O que se tentava no final do século passado, no tempo de Freud, o que levava todo tipo de gente boa a circular em torno de Charcot e de outros, era o propósito de reduzir o misticismo a um negócio da escória. Entretanto, se se olha de perto, não se trata bem disso. Esse gozo que experimentamos e do qual nada sabemos não é o que nos coloca no caminho da ex-sistência? E por que não interpretar um lado do Outro, o rosto de Deus, como sustentado pelo gozo feminino?

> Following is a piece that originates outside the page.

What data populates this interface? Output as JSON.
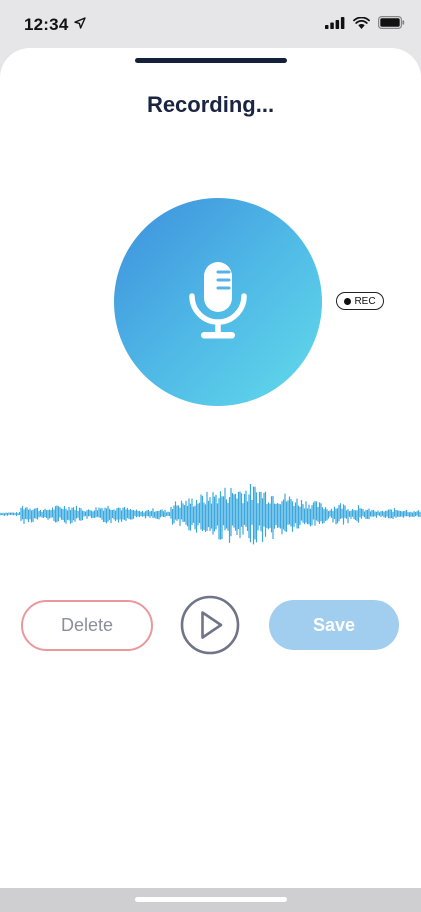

Supondo que o misticismo não possa ser reduzido a “negócio da escória“, isso é razão suficiente para reduzir tais questões ao misticismo? Ou, se preferirmos, do fato de que o materialismo médico que outrora vigorou em torno de Charcot e Freud era fisiológico e mecanicista – e não dialético e histórico –, devemos concluir hoje que o caminho do idealismo é o correto?

Além disso, a sublimação é um dos conceitos menos elucidados do freudismo. Pois, se é verdade que os impulsos libidinais que não se satisfazem nas diversas formas de atividade sexual determinam comportamentos substitutos, estes últimos abrangem o campo das práticas criativas, mas também aquele das síndromes psicopatológicas. A sublimação dificilmente pode ser definida como tal, a não ser com a ajuda de critérios culturais historicamente relativos e fora do controle do freudismo. Além disso, Marcuse não errou ao mostrar a vantagem que as classes dominantes haviam constantemente tirado dos mecanismos de sublimação para preservar a existência da exploração e da dominação.

As mulheres de hoje e de amanhã têm coisas melhores a fazer do que consolar-se por sua servidão, do que sublimar o seu gozo sexual em considerações sobre a “face do Outro”, como se essa fosse uma Santa Face. Fazendo como Lacan, pode-se falar aqui em Santa Farsa. Na verdade, toda a concepção de sexualidade de Lacan não passa de uma esquiva. Procura distrair-nos dos problemas referentes ao engendramento psicossexual próprio do indivíduo humano, tal como Freud começara a fazer, com base num certo materialismo. E o objetivo dessa evasão é apenas completar a redução do inconsciente à função simbólica por uma doutrina do sujeito de que trataremos em sequência, sob o título de Formação e desenvolvimento da personalidade.


[1] Professor emérito de sociologia da Universidade de Paris VII. Autor de L’obscurantisme contemporain – Lacan, Lévy-Strauss, Althusser. Spag-Papírus, 1980.

[2] N. T.: Ou seja, a noção de causa é transcendental tal como postulara Kant.  

[3] N.T.: Como Lacan tinha horror a parecer marxista, ele não empregava o termo contradição; mas para indicá-la não francamente, ou seja, como expressão do entendimento, ele inventou o termo “não-relação” (non-rapport, em francês).

[4] N. T.: A psicanálise, não se pode ter ilusão sobre isso, sustenta uma profissão; ora, como toda profissão intelectual, seja ela de economista, advogado etc., baseia-se e tem de se basear num uso ideológico da linguagem para expressar certos conhecimentos de um modo distorcido, jamais francamente. Assim como os economistas, por exemplo, são neoclássicos – e não marxistas –, os psicanalistas são lacanianos – e não marxistas também –, ainda que alguns deles queriam se apropriar do marxismo. Esse ramo deveria ser chamado, talvez, de lacano-marxismo? Pergunta-se: o freudo-marxismo não tendeu a degenerar quando se tornou profissão?